Jika ahli Sufi ini dipanggil untuk bertahlil, dia dapat menghadirkan si-orang yang ditahlilkan itu dan mengetahui keadaannnya. Begitu juga, beruntunglah orang yang mengajak ahli Sufi ini untuk hadir dalam majlis pernikahan sebab ahli Sufi ini akan menghadirkan Jibril (dan 3 malaikat lain) untuk menjadi saksi – dia akan dapat mengesahkan nikah itu sah atau tidak dari perkara yang ditajallikan oleh Allah s.w.t contohnya seperti melihat pena melingkar bulatan dengan ditutup dengan titik tengah atau dokumen dimasukkan dalam peti berkunci (bisa dengar bunyi kunci tersebut) dan sebagainya.

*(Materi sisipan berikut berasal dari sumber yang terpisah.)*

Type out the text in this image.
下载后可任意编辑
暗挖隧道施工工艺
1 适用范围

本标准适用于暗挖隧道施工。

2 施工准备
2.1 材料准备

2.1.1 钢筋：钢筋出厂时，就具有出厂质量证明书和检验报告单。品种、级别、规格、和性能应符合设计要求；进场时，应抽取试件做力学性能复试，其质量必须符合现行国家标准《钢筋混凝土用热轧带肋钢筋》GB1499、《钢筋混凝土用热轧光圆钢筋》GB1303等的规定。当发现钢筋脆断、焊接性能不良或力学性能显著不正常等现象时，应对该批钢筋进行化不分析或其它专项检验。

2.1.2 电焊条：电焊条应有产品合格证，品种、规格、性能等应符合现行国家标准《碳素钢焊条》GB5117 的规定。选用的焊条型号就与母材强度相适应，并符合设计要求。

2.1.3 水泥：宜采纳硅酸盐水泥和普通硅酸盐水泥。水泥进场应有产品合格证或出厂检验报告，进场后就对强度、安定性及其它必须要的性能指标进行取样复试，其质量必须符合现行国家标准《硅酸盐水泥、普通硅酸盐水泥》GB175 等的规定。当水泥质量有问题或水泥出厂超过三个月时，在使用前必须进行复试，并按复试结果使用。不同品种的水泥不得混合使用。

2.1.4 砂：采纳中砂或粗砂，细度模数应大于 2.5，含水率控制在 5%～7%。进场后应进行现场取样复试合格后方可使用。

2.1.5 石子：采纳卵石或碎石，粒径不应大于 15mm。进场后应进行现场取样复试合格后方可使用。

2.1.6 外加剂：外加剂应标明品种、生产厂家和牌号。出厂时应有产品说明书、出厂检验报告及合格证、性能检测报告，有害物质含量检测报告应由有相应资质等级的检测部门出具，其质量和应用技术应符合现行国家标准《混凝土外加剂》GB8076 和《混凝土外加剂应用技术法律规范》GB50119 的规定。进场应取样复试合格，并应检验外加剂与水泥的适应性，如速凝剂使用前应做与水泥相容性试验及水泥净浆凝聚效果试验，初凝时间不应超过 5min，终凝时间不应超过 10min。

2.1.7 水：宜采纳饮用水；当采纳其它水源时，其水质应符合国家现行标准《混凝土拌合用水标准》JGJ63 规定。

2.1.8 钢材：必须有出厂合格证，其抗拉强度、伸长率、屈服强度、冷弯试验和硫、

Jalan Menuju Makrifatullah
Jalan menuju makrifatullah penuh liku dan perangkap samar, takkan bisa seorang salik tanpa bimbingan gurunya yang mursyid dan tanpa hidayah dan inayah Allah s.w.t. Bagi orang Sufi, mereka dicintai oleh Allah dan dikehendaki oleh Allah baru mereka mencintai dan menghendaki Allah. Mereka beriltizam sesungguhnya untuk menemui Allah s.w.t semenjak kecil lagi dan Allah s.w.t akan membuka jalan untuk mereka dalam waktu tertentu seperti pada umur 20an, 30an atau 40an. Bagi yang diridhai Allah s.w.t mereka melalui jalan singkat dan tidak berliku – ini karena perhatian mereka yang tuntas terhadap perbuatan (af’al) Allah, lalu mereka ridha dan mempunyai adab terhadap Allah, lalu Allah s.w.t mengangkat mereka. Contohnya sebagai permulaan, Allah s.w.t menjadikan mereka tempat berkumpul barang-barang peninggalan para waliyullah, kemudian juga bermacm barang-barang dari seluruh dunia dan kemudian barang-barang peninggalan sahabat r.a dan Rasulullah s.a.w. Tetapi, salik ini tidak bangga malah dia terus bersyukur sebab dia tahu ini adalah hadiah (tanda) dari Kekasihnya.
Kesimpulan
Menjadi satu paradoks modern bahwa di Barat semakin banyak Islamologis yang mengkaji tentang Sufi dan Kesufian (Sufisme) sedangkan di Timur dan di kalangan sarjana Muslim sendiri bukan saja Sufi itu dicemooh malah terdapat banyak usaha untuk menjatuhkan image Sufisme (mahkota dan intipati Islam) itu sendiri, sedangkan Islam yang disebarkan ke Nusantara, India dan ke Timur umumnya semuanya disebarkan oleh para ahli Sufi dan penyebar tarekat. Fenomena “kacang lupa akan kulitnya” ini memang diatur dan dirancang oleh pihak tertentu agar kebangkitan Ummah tidak terjadi, agar Islam termaktub dalam lingkungan masjid dan ia tidak sampai ke sistem pendidikan, perbankan atau sistem-sistem lain. Pada hari ini, Negara yang mendukung Sufi seperti Chechnya akan dapat bertahan dari serangan dan penaklukan kuasa asing sedangkan dimana ia diremehkan dan ditinggalkan, negara itu akan menderita dan punah disebabkan oleh kuasa asing seperti Iraq dan Palestina.